Awaiting a flight from San Francisco to Toronto one night in 1963, Canadian singer-songwriter Buffy Sainte-Marie saw a group of Viet Nam veterans who were wheeling and carrying their wounded brethren. She thought of them during her flight, her mind tracking back through Army hierocracy and the political landscape, wondering who originated the order that sent them to war. She wrote her ruminations and conclusions in “Universal Soldier” upon her arrival in Toronto that same night. An anti-war protest song, “Universal Soldier” is also, as she explained years later, “about individual responsibility for war and how the old feudal thinking kills us all.”  She released the song on her 1964 debut album, “It’s My Way.”  Never a “hit” for Sainte-Marie, it was more successful for Scottish singer-songwriter Donovan Leitch and for American singer Glen Campbell, both of whom covered it in 1965. Coincidentally, both versions peaked on Billboard’s Hot 100 chart on October 30, 1965; Donvan’s at #53 and Campbell’s at #45.

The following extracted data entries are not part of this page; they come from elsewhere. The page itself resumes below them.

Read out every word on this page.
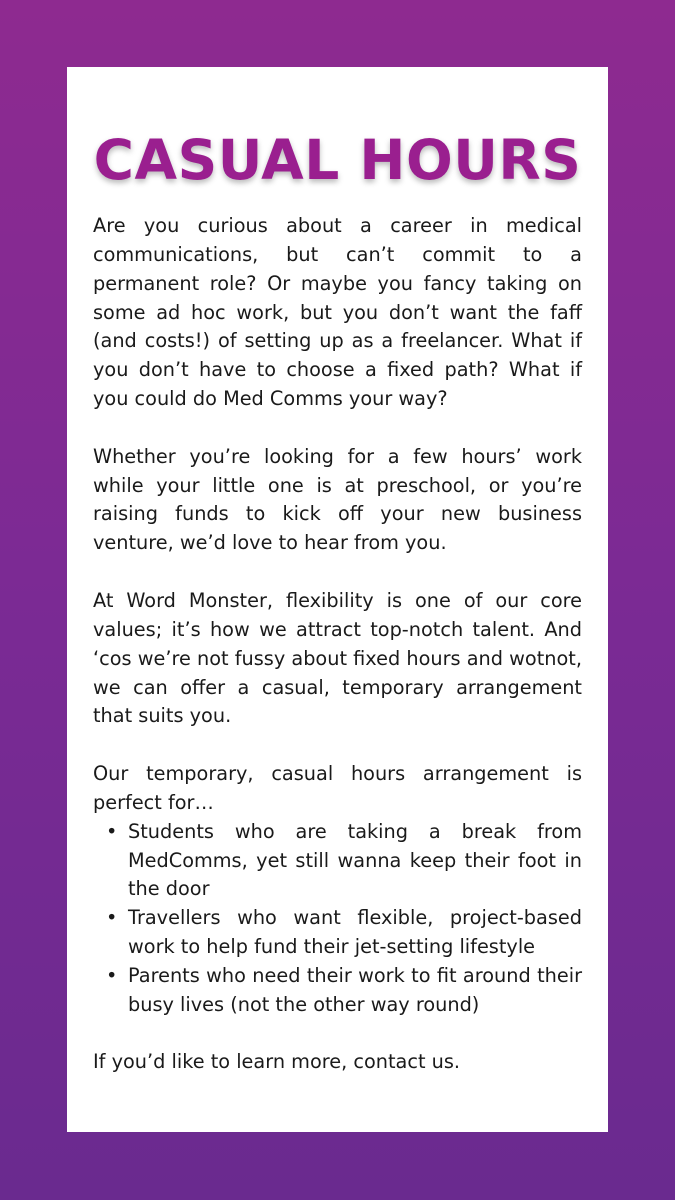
CASUAL HOURS

Are you curious about a career in medical communications, but can’t commit to a permanent role? Or maybe you fancy taking on some ad hoc work, but you don’t want the faff (and costs!) of setting up as a freelancer. What if you don’t have to choose a fixed path? What if you could do Med Comms your way?

Whether you’re looking for a few hours’ work while your little one is at preschool, or you’re raising funds to kick off your new business venture, we’d love to hear from you.

At Word Monster, flexibility is one of our core values; it’s how we attract top-notch talent. And ‘cos we’re not fussy about fixed hours and wotnot, we can offer a casual, temporary arrangement that suits you.

Our temporary, casual hours arrangement is perfect for…

• Students who are taking a break from MedComms, yet still wanna keep their foot in the door
• Travellers who want flexible, project-based work to help fund their jet-setting lifestyle
• Parents who need their work to fit around their busy lives (not the other way round)

If you’d like to learn more, contact us.
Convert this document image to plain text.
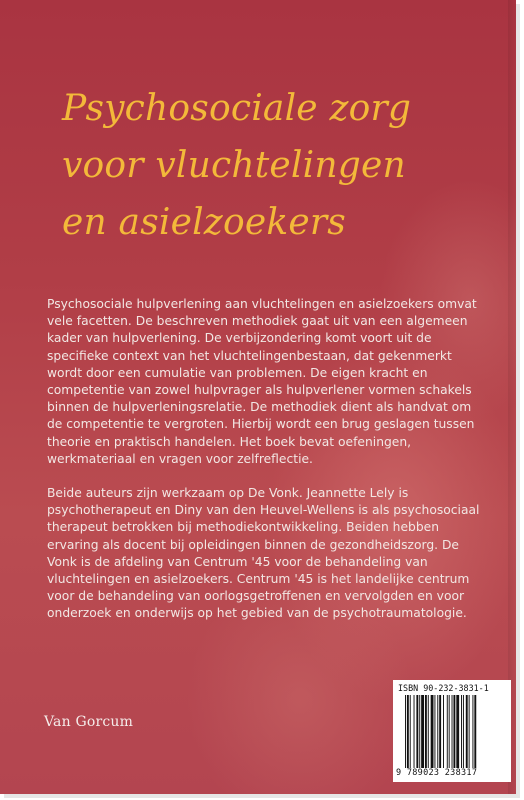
Psychosociale zorg
voor vluchtelingen
en asielzoekers

Psychosociale hulpverlening aan vluchtelingen en asielzoekers omvat
vele facetten. De beschreven methodiek gaat uit van een algemeen
kader van hulpverlening. De verbijzondering komt voort uit de
specifieke context van het vluchtelingenbestaan, dat gekenmerkt
wordt door een cumulatie van problemen. De eigen kracht en
competentie van zowel hulpvrager als hulpverlener vormen schakels
binnen de hulpverleningsrelatie. De methodiek dient als handvat om
de competentie te vergroten. Hierbij wordt een brug geslagen tussen
theorie en praktisch handelen. Het boek bevat oefeningen,
werkmateriaal en vragen voor zelfreflectie.

Beide auteurs zijn werkzaam op De Vonk. Jeannette Lely is
psychotherapeut en Diny van den Heuvel-Wellens is als psychosociaal
therapeut betrokken bij methodiekontwikkeling. Beiden hebben
ervaring als docent bij opleidingen binnen de gezondheidszorg. De
Vonk is de afdeling van Centrum '45 voor de behandeling van
vluchtelingen en asielzoekers. Centrum '45 is het landelijke centrum
voor de behandeling van oorlogsgetroffenen en vervolgden en voor
onderzoek en onderwijs op het gebied van de psychotraumatologie.

Van Gorcum
ISBN 90-232-3831-1
9 789023 238317
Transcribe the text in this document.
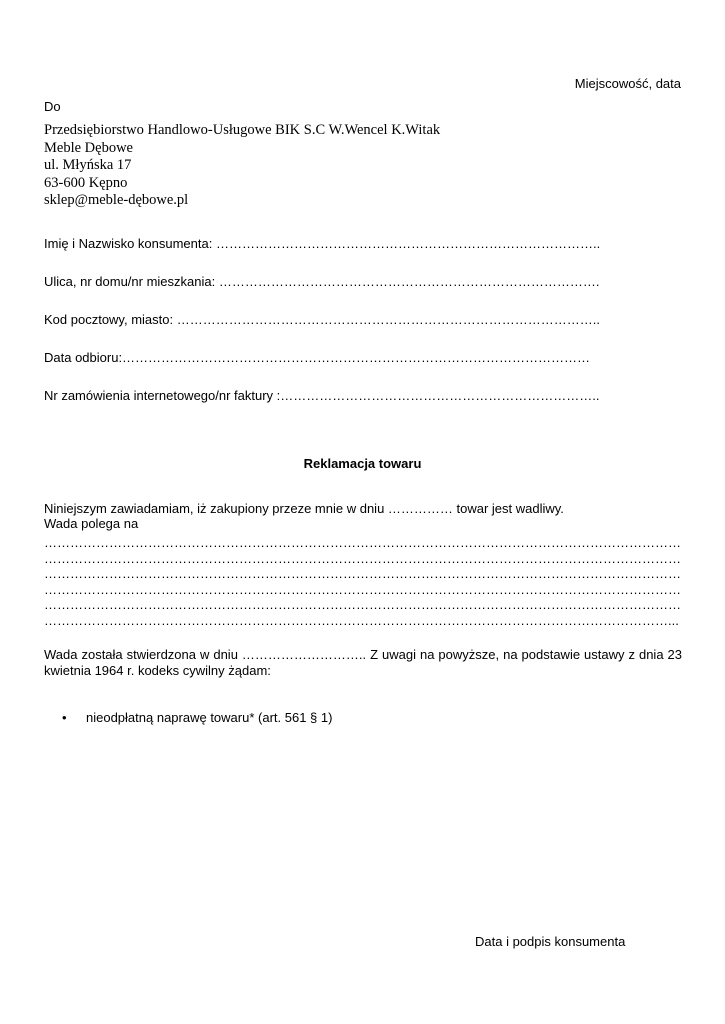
Miejscowość, data

Do

Przedsiębiorstwo Handlowo-Usługowe BIK S.C W.Wencel K.Witak
Meble Dębowe
ul. Młyńska 17
63-600 Kępno
sklep@meble-dębowe.pl

Imię i Nazwisko konsumenta: ……………………………………………………………………………..

Ulica, nr domu/nr mieszkania: …………………………………………………………………………….

Kod pocztowy, miasto: ……………………………………………………………………………………..

Data odbioru:………………………………………………………………………………………………

Nr zamówienia internetowego/nr faktury :………………………………………………………………..

Reklamacja towaru

Niniejszym zawiadamiam, iż zakupiony przeze mnie w dniu …………… towar jest wadliwy.
Wada polega na
…………………………………………………………………………………………………………………………………
…………………………………………………………………………………………………………………………………
…………………………………………………………………………………………………………………………………
…………………………………………………………………………………………………………………………………
…………………………………………………………………………………………………………………………………
………………………………………………………………………………………………………………………………...

Wada została stwierdzona w dniu ……………………….. Z uwagi na powyższe, na podstawie ustawy z dnia 23 kwietnia 1964 r. kodeks cywilny żądam:

• nieodpłatną naprawę towaru* (art. 561 § 1)

Data i podpis konsumenta
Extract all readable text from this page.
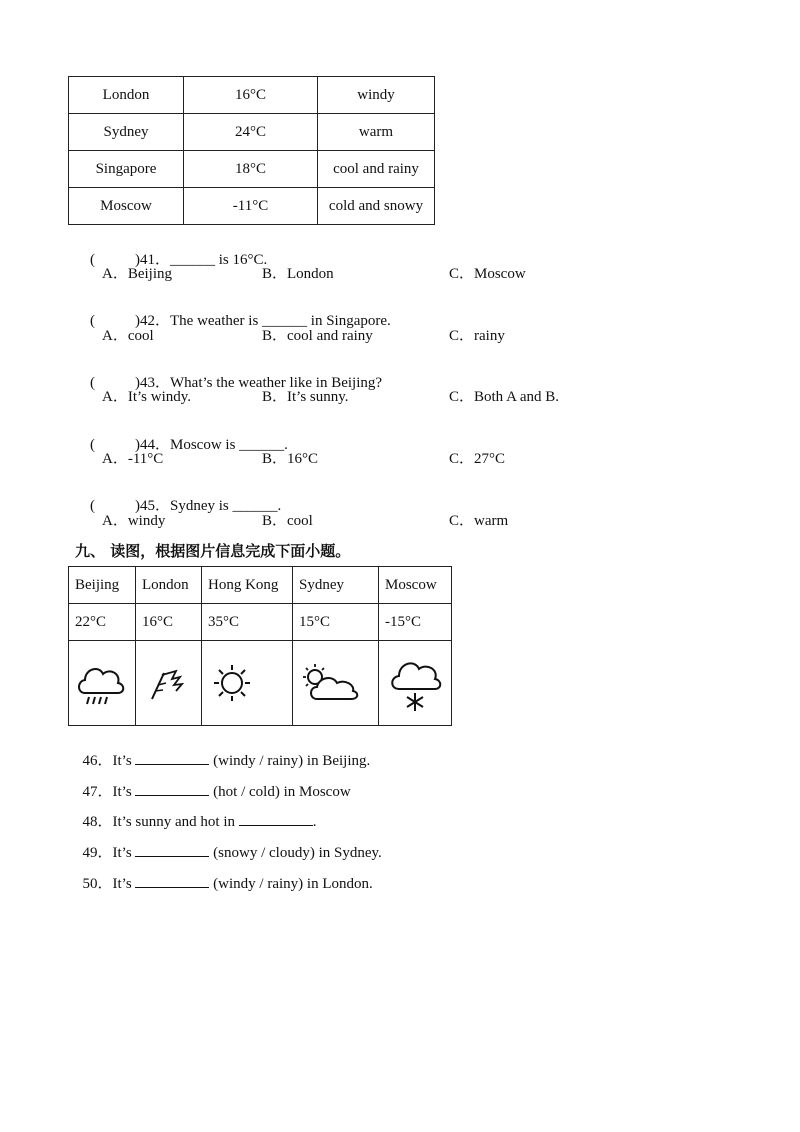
London	16°C	windy
Sydney	24°C	warm
Singapore	18°C	cool and rainy
Moscow	-11°C	cold and snowy

(	)41．______ is 16°C.

A．Beijing	B．London	C．Moscow

(	)42．The weather is ______ in Singapore.

A．cool	B．cool and rainy	C．rainy

(	)43．What’s the weather like in Beijing?

A．It’s windy.	B．It’s sunny.	C．Both A and B.

(	)44．Moscow is ______.

A．-11°C	B．16°C	C．27°C

(	)45．Sydney is ______.

A．windy	B．cool	C．warm
九、 读图，根据图片信息完成下面小题。
Beijing	London	Hong Kong	Sydney	Moscow
22°C	16°C	35°C	15°C	-15°C

46．It’s	(windy / rainy) in Beijing.

47．It’s	(hot / cold) in Moscow

48．It’s sunny and hot in	.

49．It’s	(snowy / cloudy) in Sydney.

50．It’s	(windy / rainy) in London.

Videos for all three singers are reproduced below. In my opinion, Campbell’s peppy, upbeat, “Campbell-ized” version misses the mark. According to Wikipedia, when “[a]sked about the pacifist message of the song, he said that ‘people who are advocating burning draft cards should be hung.’[28]

First, here are the lyrics:

Universal Soldier
© Buffy Sainte-Marie

He’s five feet two and he’s six feet four
He fights with missiles and with spears
He’s all of 31 and he’s only 17
He’s been a soldier for a thousand years

He’s a Catholic, a Hindu, an atheist, a Jain,
a Buddhist and a Baptist and a Jew
and he knows he shouldn’t kill
and he knows he always will
kill you for me my friend and me for you

And he’s fighting for Canada,
he’s fighting for France,
he’s fighting for the USA,
and he’s fighting for the Russians
and he’s fighting for Japan,
and he thinks we’ll put an end to war this way

And he’s fighting for Democracy
and fighting for the Reds
He says it’s for the peace of all
He’s the one who must decide
who’s to live and who’s to die
and he never sees the writing on the walls

But without him how would Hitler have
condemned him at Dachau
Without him Caesar would have stood alone
He’s the one who gives his body
as a weapon to a war
and without him all this killing can’t go on

He’s the universal soldier and he
really is to blame
His orders come from far away no more
They come from him, and you, and me
and brothers can’t you see
this is not the way we put an end to war.